Maybe you've got a good idea of how to solve this "good review requires experts, experts are very likely insiders, insiders are unlikely to rock the boat" problem. It would be wonderful if there was some solution, even if it was hard.


> Maybe you've got a good idea of how to solve this "good review requires experts, experts are very likely insiders, insiders are unlikely to rock the boat" problem.

You're the one who has identified this as a problem, shouldn't you be the one to suggest an alternative?


Out of curiosity, how much direct experience do you have with the NIH? Or are you just assuming that what you say is true?

Couldn't at least part of the reviewing be done by foreign experts?

Having said that, this smells witch-hunty to me. The US can boast decades of excellence in medical and biological sciences, which in turn generates a massive windfall. Completely upending the architecture behind this dominance on the suspicion that a few hundred million bucks are less-than-optimally spent is a hell of a gambit, and even ignores all the higher-order effects that even that "spare change" bring about.


You're insane. Jaw dropping ignorance justifying world ending cruelty.

You understand that they're delaying the flu vaccine in a way that will kill 10,000 elderly people next year?


You've made at least 2-3 personal attacks against me while seemingly not even trying to address the problem that I highlighted. If that's your goal, OK. It definitely goes against the spirit of the rules here if not the letter.

Delaying the flu vaccine?
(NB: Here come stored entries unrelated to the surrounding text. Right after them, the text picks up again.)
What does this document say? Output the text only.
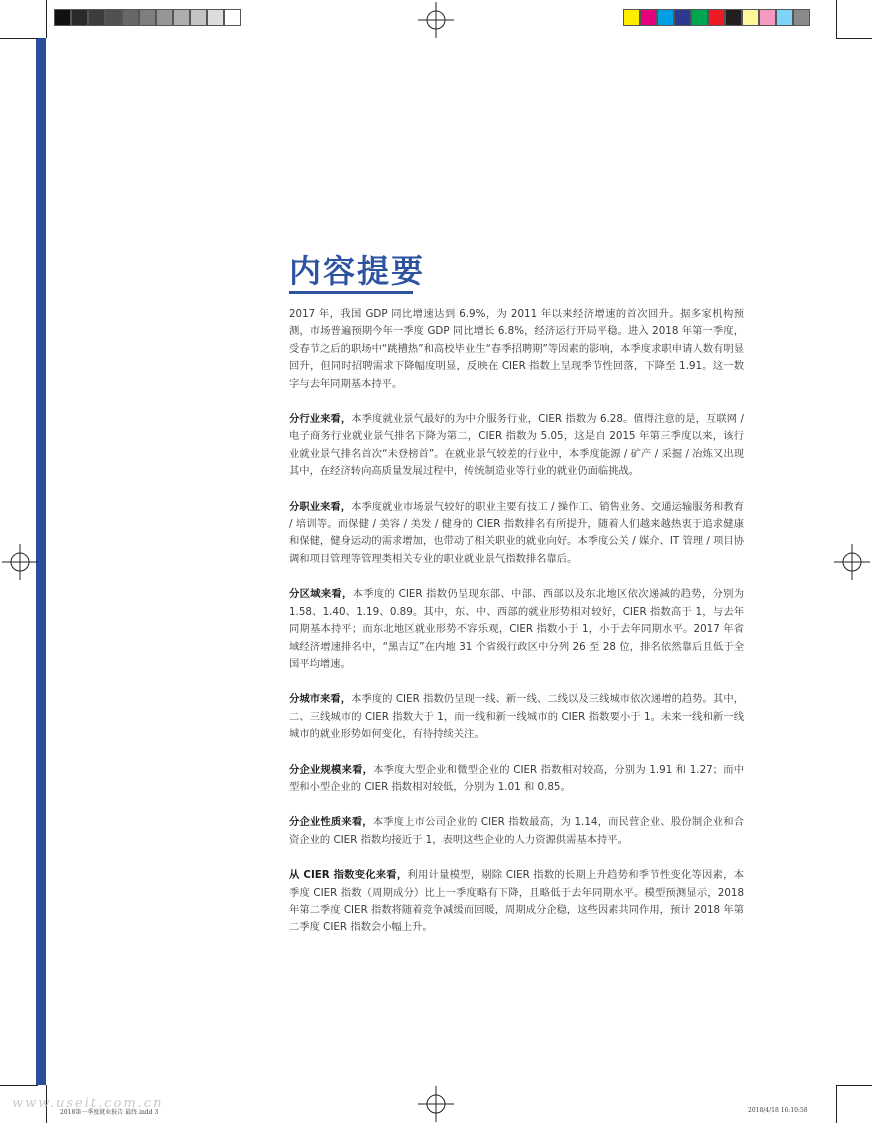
内容提要

2017 年，我国 GDP 同比增速达到 6.9%，为 2011 年以来经济增速的首次回升。据多家机构预测，市场普遍预期今年一季度 GDP 同比增长 6.8%，经济运行开局平稳。进入 2018 年第一季度，受春节之后的职场中“跳槽热”和高校毕业生“春季招聘期”等因素的影响，本季度求职申请人数有明显回升，但同时招聘需求下降幅度明显，反映在 CIER 指数上呈现季节性回落，下降至 1.91。这一数字与去年同期基本持平。

分行业来看，本季度就业景气最好的为中介服务行业，CIER 指数为 6.28。值得注意的是，互联网 / 电子商务行业就业景气排名下降为第二，CIER 指数为 5.05，这是自 2015 年第三季度以来，该行业就业景气排名首次“未登榜首”。在就业景气较差的行业中，本季度能源 / 矿产 / 采掘 / 冶炼又出现其中，在经济转向高质量发展过程中，传统制造业等行业的就业仍面临挑战。

分职业来看，本季度就业市场景气较好的职业主要有技工 / 操作工、销售业务、交通运输服务和教育 / 培训等。而保健 / 美容 / 美发 / 健身的 CIER 指数排名有所提升，随着人们越来越热衷于追求健康和保健，健身运动的需求增加，也带动了相关职业的就业向好。本季度公关 / 媒介、IT 管理 / 项目协调和项目管理等管理类相关专业的职业就业景气指数排名靠后。

分区域来看，本季度的 CIER 指数仍呈现东部、中部、西部以及东北地区依次递减的趋势，分别为 1.58、1.40、1.19、0.89。其中，东、中、西部的就业形势相对较好，CIER 指数高于 1，与去年同期基本持平；而东北地区就业形势不容乐观，CIER 指数小于 1，小于去年同期水平。2017 年省域经济增速排名中，“黑吉辽”在内地 31 个省级行政区中分列 26 至 28 位，排名依然靠后且低于全国平均增速。

分城市来看，本季度的 CIER 指数仍呈现一线、新一线、二线以及三线城市依次递增的趋势。其中，二、三线城市的 CIER 指数大于 1，而一线和新一线城市的 CIER 指数要小于 1。未来一线和新一线城市的就业形势如何变化，有待持续关注。

分企业规模来看，本季度大型企业和微型企业的 CIER 指数相对较高，分别为 1.91 和 1.27；而中型和小型企业的 CIER 指数相对较低，分别为 1.01 和 0.85。

分企业性质来看，本季度上市公司企业的 CIER 指数最高，为 1.14，而民营企业、股份制企业和合资企业的 CIER 指数均接近于 1，表明这些企业的人力资源供需基本持平。

从 CIER 指数变化来看，利用计量模型，剔除 CIER 指数的长期上升趋势和季节性变化等因素，本季度 CIER 指数（周期成分）比上一季度略有下降，且略低于去年同期水平。模型预测显示，2018 年第二季度 CIER 指数将随着竞争减缓而回暖，周期成分企稳，这些因素共同作用，预计 2018 年第二季度 CIER 指数会小幅上升。

www.useit.com.cn
2018第一季度就业报告 最终.indd 3	2018/4/18 16:10:58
Ok that's bad, sure.

It's also a real goalpost move and also doesn't address the technical problem "insiders going to inside" I raised in answer to the parent's paraphrased "I can't understand this, why is this necessary?"

I don't know that doing things this way is strictly necessary. But I also don't think it's reasonable to just hand-wave away or worse completely fail to even acknowledge much less actually address the insiders problem.


It _seems_ like the question was

Q> Can you explain why the sledge hammer approach, removing funding for things wholesale and causing large amounts of destruction (both economic and health) is reasonable?

And your answer was

A> It looks like there is a problem with the current system, and changing something would be beneficial.

And, while I agree that the sentiment ("changing something would be beneficial") is fair... as an answer it falls squarely into "We should do something, this is something, so we should do this", which is categorically ridiculous. The way to approach these types of issues, where changing things can (and does) have real, significant impact on lots of people, is to come up with a plan and discuss what the impacts/tradeoffs are. It is _not_ to just do the first thing that comes to mind and then ignore the people who's lives your destroying.


It's simple, really. Make it so the experts have 0 leverage. Maybe have "the workers" make all the decisions! ??? Profit? :-) They tried this in Soviet Union...

I wouldn't call the nomenklatura mere "workers".

I'm sure you have direct economic interests. Odds are good someone in your circle is type 1 diabetic, and helping that person will indirectly help you.

A comment I saved recently offers an explanation: https://news.ycombinator.com/item?id=43147910

I don't agree with it but I understand it.


That’s Fascism baby. Action for actions sake, otherwise the people will notice things aren’t as bad the shouting implies.

The important thing is that these things get funded. It doesn't matter what institute funds them. If an institute becomes stultified and corrupt, there's no reason to champion it over creating another.

> If an institute becomes stultified and corrupt

Are you implying the NIH is "stultified and corrupt"?

If so, care to back that claim up?


What does this comment mean? What institute are you referring to in this cryptic comment?

There is no certainty the new order will be better than the previous one.

Trying to fix the world with a sledgehammer.